Resident Evil Zero is a survival horror game that serves as a prequel to the original Resident Evil. It is the fifth game in the series and the last to be made in the classic pre-rendered adventure game style of RE1 before the series transitioned to the full-3D action game format of RE4 and its successors. Resident Evil Zero's unique feature is that it features two protagonists, Rebecca and Billy, who must work in tandem to navigate zombie-infested environments to discover the origin of the T-virus. This review is based on the PC version of the game, Resident Evil Zero HD, which I streamed in its entirety on my Twitch channel.

  • It's been a long time since I've played a game that uses pre-rendered backgrounds and fixed camera angles. While it can be an impediment to action and navigation at times, the aesthetic appeal of this style is hard to deny.
  • While most of the Resident Evil games feature underground scientific facilities at some point, and this game is by no means an exception, I appreciated that RE Zero offered some new types of environments to explore as well. Starting off on a luxury train in motion was a nice change of scenery. I also liked the abandoned church in a later section of the game.
  • Alternating between controlling Billy and Rebecca added an interesting wrinkle to exploration and puzzle-solving. Since Billy and Rebecca each have their own distinct abilities, this character swapping mechanic reminded me a bit of the classic puzzle game, Lost Vikings.
  • The puzzles in the game make for some surprisingly good brain teasers. However, I have to admit that the contexts in which they appear in the game often make very little sense. Why would it be necessary to solve a number puzzle to activate the emergency brake on a train, or map out a logic puzzle to reset a power breaker?
  • The PC version's mouse and keyboard controls were easy to pick up compared to how I remember the gamepad controls of the original RE games feeling. Using WASD to move the character and the mouse buttons to use weapons and interact with objects felt pretty natural. A few exceptions existed in areas where the camera perspective would abruptly change, leading to momentarily disorientation. 

  • The inventory management in this game is extremely cumbersome. Each character only has six item slots with many items and weapons consuming two of these slots. The game does not offer any opportunities to expand the size of your inventory or store items externally. As a result, a disproportional amount of my gameplay time was spent shuffling items around between my characters or dumping items on the floor to free up space. I would then have to backtrack across the map any time I needed to retrieve an item I had dropped. The other games in the series solve this problem with item storage boxes located at each save point. It baffles me why the designers of this game decided to omit this feature.
  • Resident Evil Zero retains the slow door opening animations present in earlier RE games every time you move between rooms or floors in a building. While these screens may have been necessary to accommodate loading times on the PS1, I don't see why the PC version of RE Zero elected to keep them. This slowdown coupled with the large size of Zero's map exacerbates the issues with backtracking that result from poor inventory management.
  • While the controls of this game are generally improved over earlier RE games, I found that they were very fiddly when it came to trying to pick up specific items on the floor and interacting with certain objects in the environment. The frequency with which you have to shuffle your inventory by picking up and dropping items really highlights this particular issue. 
  • Due to the issues above, the game feels tedious after a while and outstays its welcome. In order to spare myself some time and frustration going into the game's final area, I elected to use a cheat to replenish my ammo supply rather than trudging back and forth across the map to collect all the extra ammo I had dropped in various places throughout the campaign.

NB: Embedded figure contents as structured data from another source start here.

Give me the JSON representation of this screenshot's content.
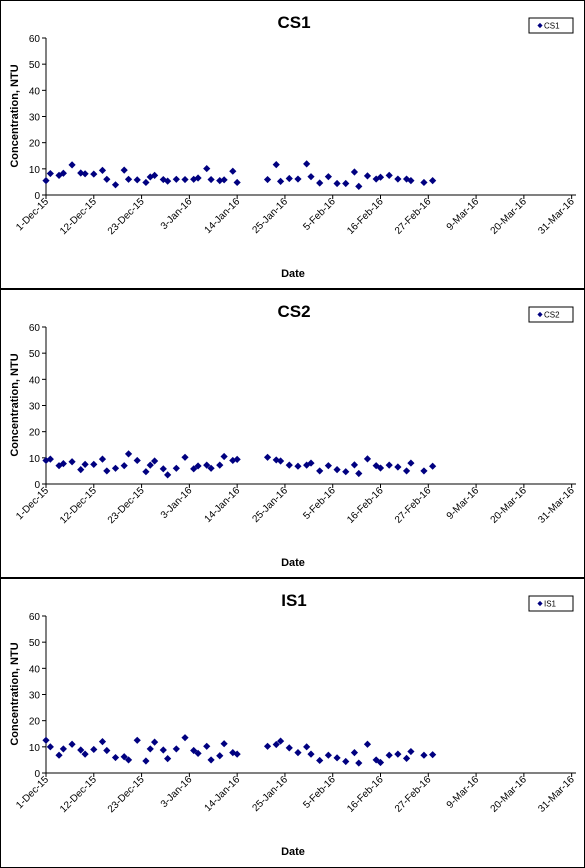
{
  "chart_data": [
    {
      "type": "scatter",
      "title": "CS1",
      "xlabel": "Date",
      "ylabel": "Concentration, NTU",
      "ylim": [
        0,
        60
      ],
      "yticks": [
        "0",
        "10",
        "20",
        "30",
        "40",
        "50",
        "60"
      ],
      "xticks": [
        "1-Dec-15",
        "12-Dec-15",
        "23-Dec-15",
        "3-Jan-16",
        "14-Jan-16",
        "25-Jan-16",
        "5-Feb-16",
        "16-Feb-16",
        "27-Feb-16",
        "9-Mar-16",
        "20-Mar-16",
        "31-Mar-16"
      ],
      "legend": "top-right",
      "color": "#000080",
      "series": [
        {
          "name": "CS1",
          "points": [
            [
              "2015-12-01",
              5.5
            ],
            [
              "2015-12-02",
              8.2
            ],
            [
              "2015-12-04",
              7.5
            ],
            [
              "2015-12-05",
              8.3
            ],
            [
              "2015-12-07",
              11.5
            ],
            [
              "2015-12-09",
              8.4
            ],
            [
              "2015-12-10",
              8.1
            ],
            [
              "2015-12-12",
              8.0
            ],
            [
              "2015-12-14",
              9.4
            ],
            [
              "2015-12-15",
              6.0
            ],
            [
              "2015-12-17",
              3.9
            ],
            [
              "2015-12-19",
              9.5
            ],
            [
              "2015-12-20",
              6.0
            ],
            [
              "2015-12-22",
              5.8
            ],
            [
              "2015-12-24",
              4.8
            ],
            [
              "2015-12-25",
              6.9
            ],
            [
              "2015-12-26",
              7.5
            ],
            [
              "2015-12-28",
              5.9
            ],
            [
              "2015-12-29",
              5.3
            ],
            [
              "2015-12-31",
              6.0
            ],
            [
              "2016-01-02",
              5.9
            ],
            [
              "2016-01-04",
              6.0
            ],
            [
              "2016-01-05",
              6.5
            ],
            [
              "2016-01-07",
              10.1
            ],
            [
              "2016-01-08",
              5.9
            ],
            [
              "2016-01-10",
              5.5
            ],
            [
              "2016-01-11",
              5.8
            ],
            [
              "2016-01-13",
              9.1
            ],
            [
              "2016-01-14",
              4.8
            ],
            [
              "2016-01-21",
              5.9
            ],
            [
              "2016-01-23",
              11.6
            ],
            [
              "2016-01-24",
              5.2
            ],
            [
              "2016-01-26",
              6.3
            ],
            [
              "2016-01-28",
              6.1
            ],
            [
              "2016-01-30",
              11.9
            ],
            [
              "2016-01-31",
              7.0
            ],
            [
              "2016-02-02",
              4.6
            ],
            [
              "2016-02-04",
              7.0
            ],
            [
              "2016-02-06",
              4.4
            ],
            [
              "2016-02-08",
              4.4
            ],
            [
              "2016-02-10",
              8.8
            ],
            [
              "2016-02-11",
              3.3
            ],
            [
              "2016-02-13",
              7.3
            ],
            [
              "2016-02-15",
              6.1
            ],
            [
              "2016-02-16",
              6.8
            ],
            [
              "2016-02-18",
              7.5
            ],
            [
              "2016-02-20",
              6.1
            ],
            [
              "2016-02-22",
              6.1
            ],
            [
              "2016-02-23",
              5.5
            ],
            [
              "2016-02-26",
              4.8
            ],
            [
              "2016-02-28",
              5.5
            ]
          ]
        }
      ]
    },
    {
      "type": "scatter",
      "title": "CS2",
      "xlabel": "Date",
      "ylabel": "Concentration, NTU",
      "ylim": [
        0,
        60
      ],
      "yticks": [
        "0",
        "10",
        "20",
        "30",
        "40",
        "50",
        "60"
      ],
      "xticks": [
        "1-Dec-15",
        "12-Dec-15",
        "23-Dec-15",
        "3-Jan-16",
        "14-Jan-16",
        "25-Jan-16",
        "5-Feb-16",
        "16-Feb-16",
        "27-Feb-16",
        "9-Mar-16",
        "20-Mar-16",
        "31-Mar-16"
      ],
      "legend": "top-right",
      "color": "#000080",
      "series": [
        {
          "name": "CS2",
          "points": [
            [
              "2015-12-01",
              9.0
            ],
            [
              "2015-12-02",
              9.5
            ],
            [
              "2015-12-04",
              7.0
            ],
            [
              "2015-12-05",
              7.8
            ],
            [
              "2015-12-07",
              8.5
            ],
            [
              "2015-12-09",
              5.5
            ],
            [
              "2015-12-10",
              7.5
            ],
            [
              "2015-12-12",
              7.5
            ],
            [
              "2015-12-14",
              9.5
            ],
            [
              "2015-12-15",
              5.0
            ],
            [
              "2015-12-17",
              6.0
            ],
            [
              "2015-12-19",
              7.0
            ],
            [
              "2015-12-20",
              11.5
            ],
            [
              "2015-12-22",
              9.0
            ],
            [
              "2015-12-24",
              4.7
            ],
            [
              "2015-12-25",
              7.2
            ],
            [
              "2015-12-26",
              8.8
            ],
            [
              "2015-12-28",
              5.8
            ],
            [
              "2015-12-29",
              3.5
            ],
            [
              "2015-12-31",
              6.0
            ],
            [
              "2016-01-02",
              10.2
            ],
            [
              "2016-01-04",
              5.8
            ],
            [
              "2016-01-05",
              6.9
            ],
            [
              "2016-01-07",
              7.2
            ],
            [
              "2016-01-08",
              6.0
            ],
            [
              "2016-01-10",
              7.2
            ],
            [
              "2016-01-11",
              10.5
            ],
            [
              "2016-01-13",
              9.0
            ],
            [
              "2016-01-14",
              9.4
            ],
            [
              "2016-01-21",
              10.2
            ],
            [
              "2016-01-23",
              9.2
            ],
            [
              "2016-01-24",
              8.8
            ],
            [
              "2016-01-26",
              7.2
            ],
            [
              "2016-01-28",
              6.8
            ],
            [
              "2016-01-30",
              7.2
            ],
            [
              "2016-01-31",
              8.0
            ],
            [
              "2016-02-02",
              5.0
            ],
            [
              "2016-02-04",
              7.0
            ],
            [
              "2016-02-06",
              5.5
            ],
            [
              "2016-02-08",
              4.7
            ],
            [
              "2016-02-10",
              7.3
            ],
            [
              "2016-02-11",
              4.0
            ],
            [
              "2016-02-13",
              9.6
            ],
            [
              "2016-02-15",
              7.0
            ],
            [
              "2016-02-16",
              6.1
            ],
            [
              "2016-02-18",
              7.2
            ],
            [
              "2016-02-20",
              6.5
            ],
            [
              "2016-02-22",
              5.0
            ],
            [
              "2016-02-23",
              8.0
            ],
            [
              "2016-02-26",
              5.0
            ],
            [
              "2016-02-28",
              6.8
            ]
          ]
        }
      ]
    },
    {
      "type": "scatter",
      "title": "IS1",
      "xlabel": "Date",
      "ylabel": "Concentration, NTU",
      "ylim": [
        0,
        60
      ],
      "yticks": [
        "0",
        "10",
        "20",
        "30",
        "40",
        "50",
        "60"
      ],
      "xticks": [
        "1-Dec-15",
        "12-Dec-15",
        "23-Dec-15",
        "3-Jan-16",
        "14-Jan-16",
        "25-Jan-16",
        "5-Feb-16",
        "16-Feb-16",
        "27-Feb-16",
        "9-Mar-16",
        "20-Mar-16",
        "31-Mar-16"
      ],
      "legend": "top-right",
      "color": "#000080",
      "series": [
        {
          "name": "IS1",
          "points": [
            [
              "2015-12-01",
              12.5
            ],
            [
              "2015-12-02",
              10.0
            ],
            [
              "2015-12-04",
              6.8
            ],
            [
              "2015-12-05",
              9.2
            ],
            [
              "2015-12-07",
              11.0
            ],
            [
              "2015-12-09",
              8.8
            ],
            [
              "2015-12-10",
              7.2
            ],
            [
              "2015-12-12",
              9.0
            ],
            [
              "2015-12-14",
              12.0
            ],
            [
              "2015-12-15",
              8.6
            ],
            [
              "2015-12-17",
              5.9
            ],
            [
              "2015-12-19",
              6.2
            ],
            [
              "2015-12-20",
              5.0
            ],
            [
              "2015-12-22",
              12.5
            ],
            [
              "2015-12-24",
              4.6
            ],
            [
              "2015-12-25",
              9.2
            ],
            [
              "2015-12-26",
              11.8
            ],
            [
              "2015-12-28",
              8.8
            ],
            [
              "2015-12-29",
              5.5
            ],
            [
              "2015-12-31",
              9.2
            ],
            [
              "2016-01-02",
              13.5
            ],
            [
              "2016-01-04",
              8.6
            ],
            [
              "2016-01-05",
              7.5
            ],
            [
              "2016-01-07",
              10.2
            ],
            [
              "2016-01-08",
              5.0
            ],
            [
              "2016-01-10",
              6.6
            ],
            [
              "2016-01-11",
              11.2
            ],
            [
              "2016-01-13",
              7.8
            ],
            [
              "2016-01-14",
              7.2
            ],
            [
              "2016-01-21",
              10.2
            ],
            [
              "2016-01-23",
              10.9
            ],
            [
              "2016-01-24",
              12.2
            ],
            [
              "2016-01-26",
              9.6
            ],
            [
              "2016-01-28",
              7.8
            ],
            [
              "2016-01-30",
              10.0
            ],
            [
              "2016-01-31",
              7.2
            ],
            [
              "2016-02-02",
              4.8
            ],
            [
              "2016-02-04",
              6.8
            ],
            [
              "2016-02-06",
              5.8
            ],
            [
              "2016-02-08",
              4.4
            ],
            [
              "2016-02-10",
              7.8
            ],
            [
              "2016-02-11",
              3.8
            ],
            [
              "2016-02-13",
              11.0
            ],
            [
              "2016-02-15",
              5.0
            ],
            [
              "2016-02-16",
              4.0
            ],
            [
              "2016-02-18",
              6.8
            ],
            [
              "2016-02-20",
              7.2
            ],
            [
              "2016-02-22",
              5.6
            ],
            [
              "2016-02-23",
              8.2
            ],
            [
              "2016-02-26",
              6.8
            ],
            [
              "2016-02-28",
              7.0
            ]
          ]
        }
      ]
    }
  ]
}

In summary, I was initially really enjoying this journey back to the classic Resident Evil style but over time, quality of life issues made the game feel like a slog. I think similar to my experience with Final Fantasy 13, using cheats to spare myself some late-game tedium was the right decision and keep me from being soured on the overall experience. There's enough interesting ideas here to make RE Zero worth a look for RE fans or those nostalgic for the pre-rendered style that was popular 20 years ago. For everyone else, however, I'd say this is an entry in the Resident Evil franchise that can comfortably be skipped.

Score: ⭐⭐⭐
Completion Time: About 20 hours

Note: This post is part of the Chic-Pixel community's #CapcoMonth event. For more info and their full list of events, check out this page: Community Game-Along Master List 2020

Many years removed from its original release, this is still a very pretty game.

My scorecard at the end of the game reports an artificially low playtime since the game requires reloading your last save after every game over.